La contadora Graciela Guerra, hermana Julia Mónica Guerra, la mujer asesinada y descuartizada en Ushuaia, fue detenida por orden de la Juez de Instrucción Penal María Cristina Barrionuevo, bajo la sospecha de haber participado en el macabro hecho por el cual existe la intensa búsqueda de Guillermo Díaz Guerra, sobrino de la víctima.

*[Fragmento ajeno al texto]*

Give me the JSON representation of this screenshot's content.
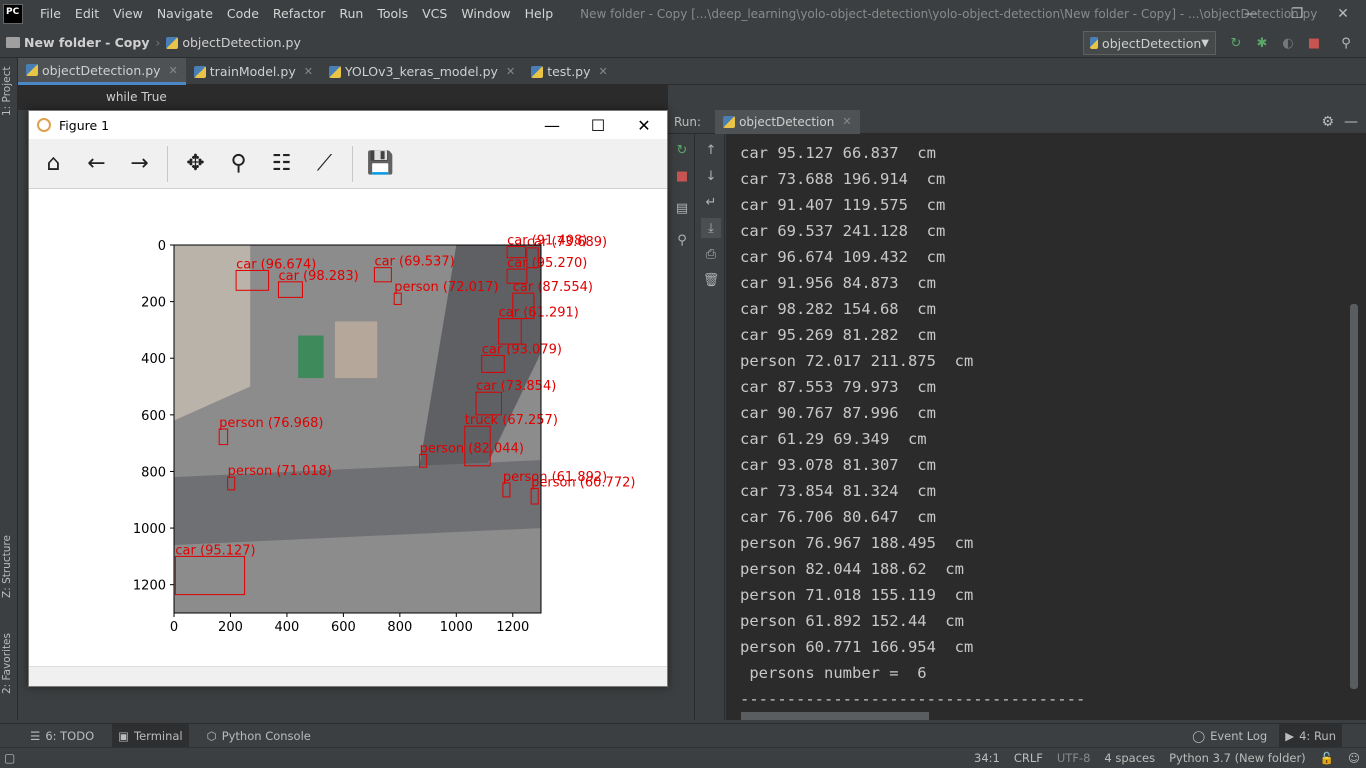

Según informa Aire Libre FM, el fiscal de la causa, doctor Fernando Ballester Bidau fue el que solicitó la detención de la mujer, al analizar su testimonial y advertir que la mujer dijo haberse ausentado dos horas de la vivienda y que al llegar encontró a su hermana muerta en el baño. El cuerpo estaba totalmente mutilado. Fue seccionado en tres partes, aparentemente se habrían usado dos cuchillos tipo tramontina, para seccionarlo a la altura de la cintura, y además estaba decapitada.
Cabe señalar que la pareja de la víctima, un abogado de Ushuaia, también llamó al 101 desde la puerta de la casa. El había sido alertado por la contadora Guerra de lo sucedido y fue de inmediato a ese inmueble.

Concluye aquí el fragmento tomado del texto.